Ans: Tay-Sachs (HEXA), Canavan (ASPA), Familial dysautonomia (IKBKAP), Bloom syndrome (BLM), Fanconi anaemia (FANCC), Niemann-Pick type A (SMPD1), Gaucher (GBA), Mucolipidosis IV (MCOLN1), and CF (CFTR). BRCA founder mutations also prevalent but screening for cancer predisposition has different considerations.

Q6: A woman with a child with β-thalassaemia major presents for prenatal counselling. Both parents are carriers. What is the risk of an affected child in her next pregnancy?

Ans: 25% (1 in 4) for each pregnancy — autosomal recessive, carrier parents (both β-thalassaemia trait).

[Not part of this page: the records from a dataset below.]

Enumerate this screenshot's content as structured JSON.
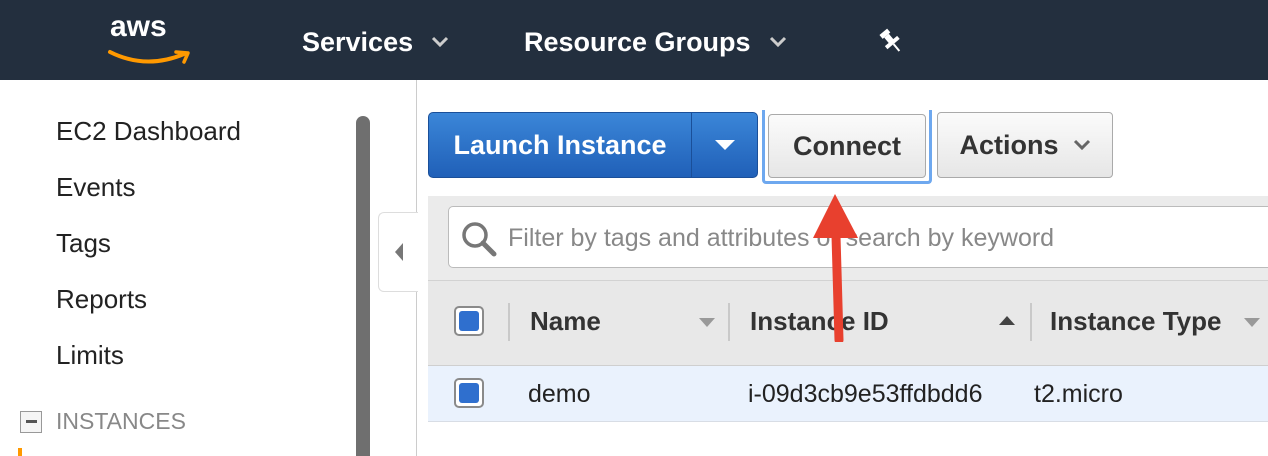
{
  "header": {
    "logo_text": "aws",
    "nav": [
      {
        "label": "Services"
      },
      {
        "label": "Resource Groups"
      }
    ]
  },
  "sidebar": {
    "items": [
      {
        "label": "EC2 Dashboard"
      },
      {
        "label": "Events"
      },
      {
        "label": "Tags"
      },
      {
        "label": "Reports"
      },
      {
        "label": "Limits"
      }
    ],
    "section": {
      "label": "INSTANCES"
    }
  },
  "toolbar": {
    "launch_label": "Launch Instance",
    "connect_label": "Connect",
    "actions_label": "Actions"
  },
  "filter": {
    "placeholder": "Filter by tags and attributes or search by keyword",
    "value": ""
  },
  "table": {
    "columns": [
      "Name",
      "Instance ID",
      "Instance Type"
    ],
    "rows": [
      {
        "name": "demo",
        "instance_id": "i-09d3cb9e53ffdbdd6",
        "instance_type": "t2.micro",
        "selected": true
      }
    ]
  },
  "colors": {
    "header_bg": "#232f3e",
    "primary_button": "#2a6fcc",
    "annotation_arrow": "#e8402e",
    "selected_row": "#eaf2fd"
  }
}
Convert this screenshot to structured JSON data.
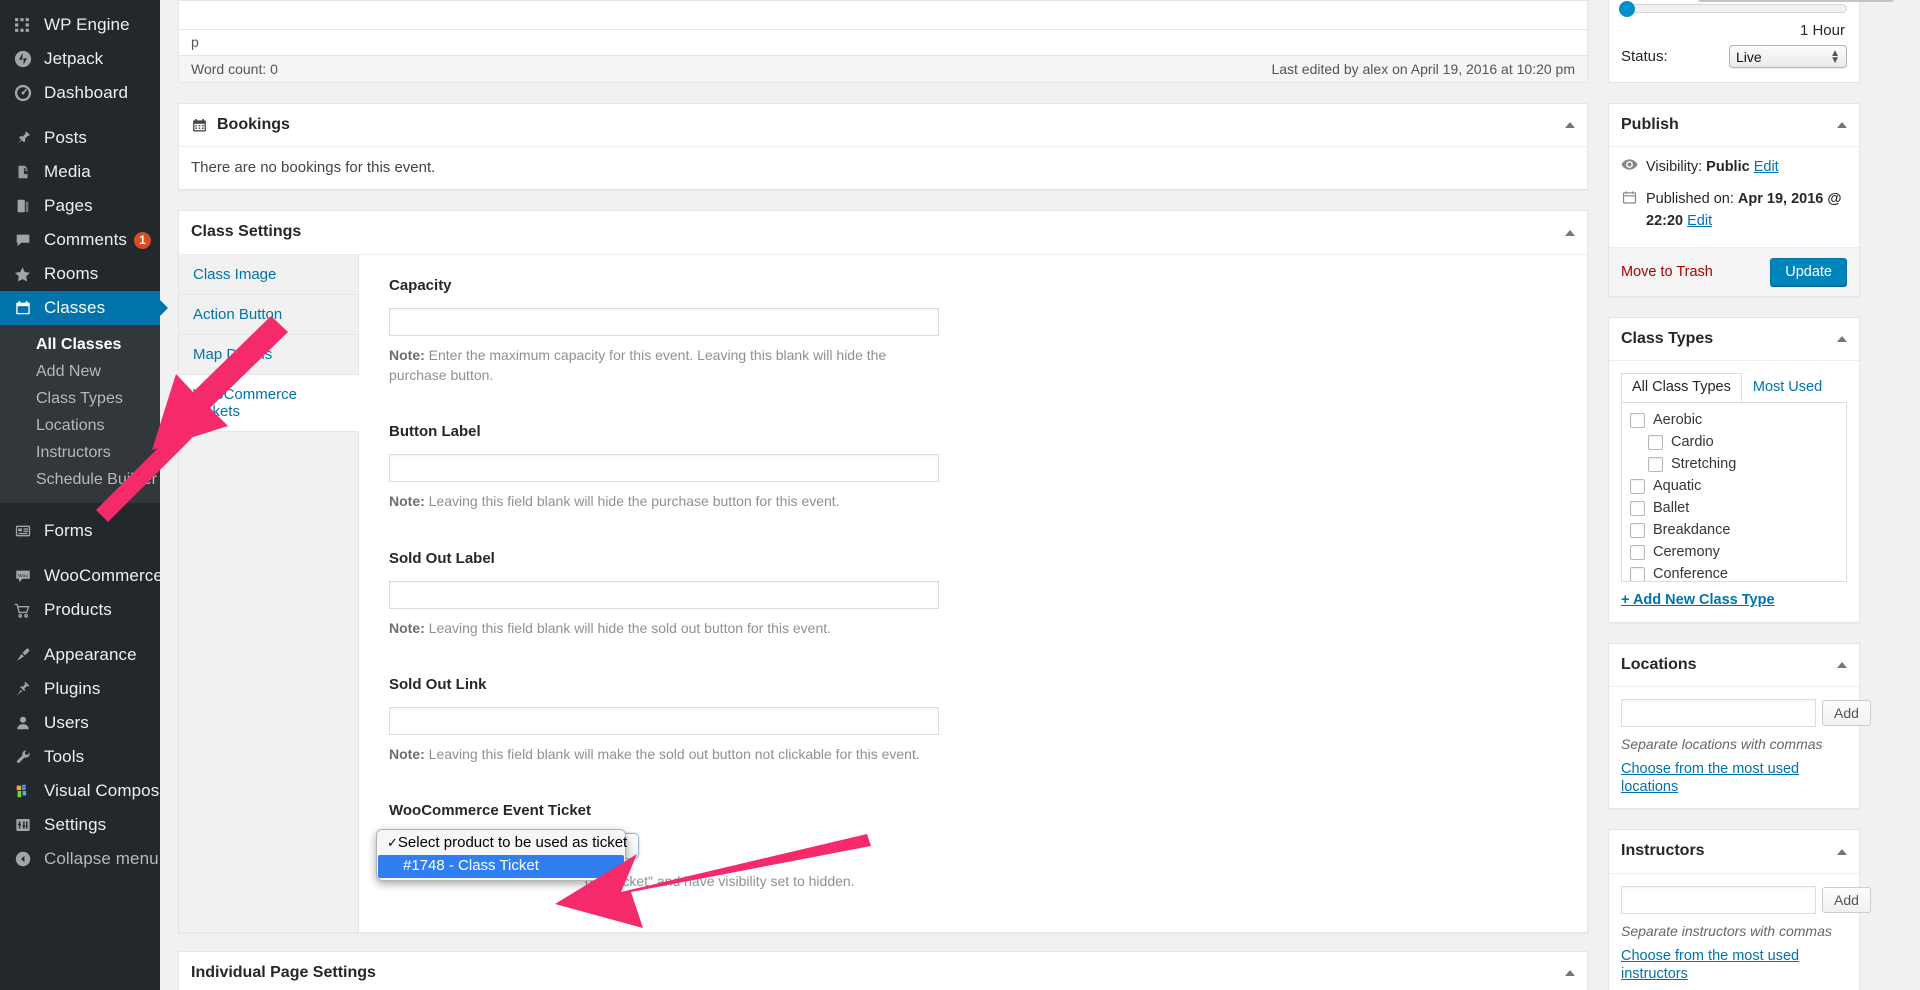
{
  "sidebar": {
    "items": [
      {
        "label": "WP Engine",
        "icon": "wp-engine-icon",
        "current": false
      },
      {
        "label": "Jetpack",
        "icon": "jetpack-icon",
        "current": false
      },
      {
        "label": "Dashboard",
        "icon": "dashboard-icon",
        "current": false
      },
      {
        "label": "Posts",
        "icon": "pin-icon",
        "current": false,
        "sep_before": true
      },
      {
        "label": "Media",
        "icon": "media-icon",
        "current": false
      },
      {
        "label": "Pages",
        "icon": "pages-icon",
        "current": false
      },
      {
        "label": "Comments",
        "icon": "comments-icon",
        "current": false,
        "badge": "1"
      },
      {
        "label": "Rooms",
        "icon": "star-icon",
        "current": false
      },
      {
        "label": "Classes",
        "icon": "calendar-icon",
        "current": true
      }
    ],
    "classes_submenu": [
      {
        "label": "All Classes",
        "current": true
      },
      {
        "label": "Add New",
        "current": false
      },
      {
        "label": "Class Types",
        "current": false
      },
      {
        "label": "Locations",
        "current": false
      },
      {
        "label": "Instructors",
        "current": false
      },
      {
        "label": "Schedule Builder",
        "current": false
      }
    ],
    "items_after": [
      {
        "label": "Forms",
        "icon": "forms-icon",
        "sep_before": true
      },
      {
        "label": "WooCommerce",
        "icon": "woocommerce-icon",
        "sep_before": true
      },
      {
        "label": "Products",
        "icon": "cart-icon"
      },
      {
        "label": "Appearance",
        "icon": "appearance-icon",
        "sep_before": true
      },
      {
        "label": "Plugins",
        "icon": "plugins-icon"
      },
      {
        "label": "Users",
        "icon": "users-icon"
      },
      {
        "label": "Tools",
        "icon": "tools-icon"
      },
      {
        "label": "Visual Composer",
        "icon": "visual-composer-icon"
      },
      {
        "label": "Settings",
        "icon": "settings-icon"
      }
    ],
    "collapse": {
      "label": "Collapse menu",
      "icon": "collapse-icon"
    }
  },
  "editor": {
    "path": "p",
    "word_count": "Word count: 0",
    "last_edited": "Last edited by alex on April 19, 2016 at 10:20 pm"
  },
  "bookings": {
    "title": "Bookings",
    "empty_text": "There are no bookings for this event."
  },
  "class_settings": {
    "title": "Class Settings",
    "tabs": [
      {
        "label": "Class Image",
        "active": false
      },
      {
        "label": "Action Button",
        "active": false
      },
      {
        "label": "Map Details",
        "active": false
      },
      {
        "label": "WooCommerce Tickets",
        "active": true
      }
    ],
    "fields": [
      {
        "label": "Capacity",
        "value": "",
        "note_prefix": "Note:",
        "note": " Enter the maximum capacity for this event. Leaving this blank will hide the purchase button."
      },
      {
        "label": "Button Label",
        "value": "",
        "note_prefix": "Note:",
        "note": " Leaving this field blank will hide the purchase button for this event."
      },
      {
        "label": "Sold Out Label",
        "value": "",
        "note_prefix": "Note:",
        "note": " Leaving this field blank will hide the sold out button for this event."
      },
      {
        "label": "Sold Out Link",
        "value": "",
        "note_prefix": "Note:",
        "note": " Leaving this field blank will make the sold out button not clickable for this event."
      }
    ],
    "ticket_field": {
      "label": "WooCommerce Event Ticket",
      "note_prefix": "Note:",
      "note_visible_tail": "dule ticket\" and have visibility set to hidden.",
      "options": [
        {
          "label": "Select product to be used as ticket",
          "checked": true,
          "highlighted": false
        },
        {
          "label": "#1748 - Class Ticket",
          "checked": false,
          "highlighted": true
        }
      ]
    }
  },
  "individual_page_settings": {
    "title": "Individual Page Settings"
  },
  "duration_box": {
    "value_label": "1 Hour",
    "status_label": "Status:",
    "status_value": "Live"
  },
  "publish": {
    "title": "Publish",
    "visibility_label": "Visibility:",
    "visibility_value": "Public",
    "visibility_edit": "Edit",
    "published_label": "Published on:",
    "published_value": "Apr 19, 2016 @ 22:20",
    "published_edit": "Edit",
    "trash_label": "Move to Trash",
    "update_label": "Update"
  },
  "class_types": {
    "title": "Class Types",
    "tabs": [
      {
        "label": "All Class Types",
        "active": true
      },
      {
        "label": "Most Used",
        "active": false
      }
    ],
    "items": [
      {
        "label": "Aerobic",
        "child": false,
        "checked": false
      },
      {
        "label": "Cardio",
        "child": true,
        "checked": false
      },
      {
        "label": "Stretching",
        "child": true,
        "checked": false
      },
      {
        "label": "Aquatic",
        "child": false,
        "checked": false
      },
      {
        "label": "Ballet",
        "child": false,
        "checked": false
      },
      {
        "label": "Breakdance",
        "child": false,
        "checked": false
      },
      {
        "label": "Ceremony",
        "child": false,
        "checked": false
      },
      {
        "label": "Conference",
        "child": false,
        "checked": false
      }
    ],
    "add_new": "+ Add New Class Type"
  },
  "locations": {
    "title": "Locations",
    "input_value": "",
    "add_label": "Add",
    "help": "Separate locations with commas",
    "choose_link": "Choose from the most used locations"
  },
  "instructors": {
    "title": "Instructors",
    "input_value": "",
    "add_label": "Add",
    "help": "Separate instructors with commas",
    "choose_link": "Choose from the most used instructors"
  },
  "annotations": {
    "arrow_color": "#f42a6b",
    "arrow_1_target": "WooCommerce Tickets",
    "arrow_2_target": "#1748 - Class Ticket"
  }
}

Q7: What is the significance of uniparental disomy (UPD) in Prader-Willi syndrome?

Ans: Maternal UPD15 (both copies of chromosome 15 from the mother, none from the father) accounts for ~25% of PWS. The critical imprinted genes in 15q11-q13 rely on paternal expression. Conversely, paternal UPD15 causes Angelman syndrome (loss of maternal expression of UBE3A).

Q8: A woman with a balanced Robertsonian translocation t(14;21) wants to know her chance of having a child with Down syndrome.

Ans: ~10–15% for female carriers; ~2% for male carriers. The exact risk depends on the specific translocation and the sex of the carrier.


End of Genetics Study Guide for MRCOG Part 1

Total content: ≈22,000+ words covering all 11 core sections with tables, mnemonics, clinical correlations, and exam-specific preparation material.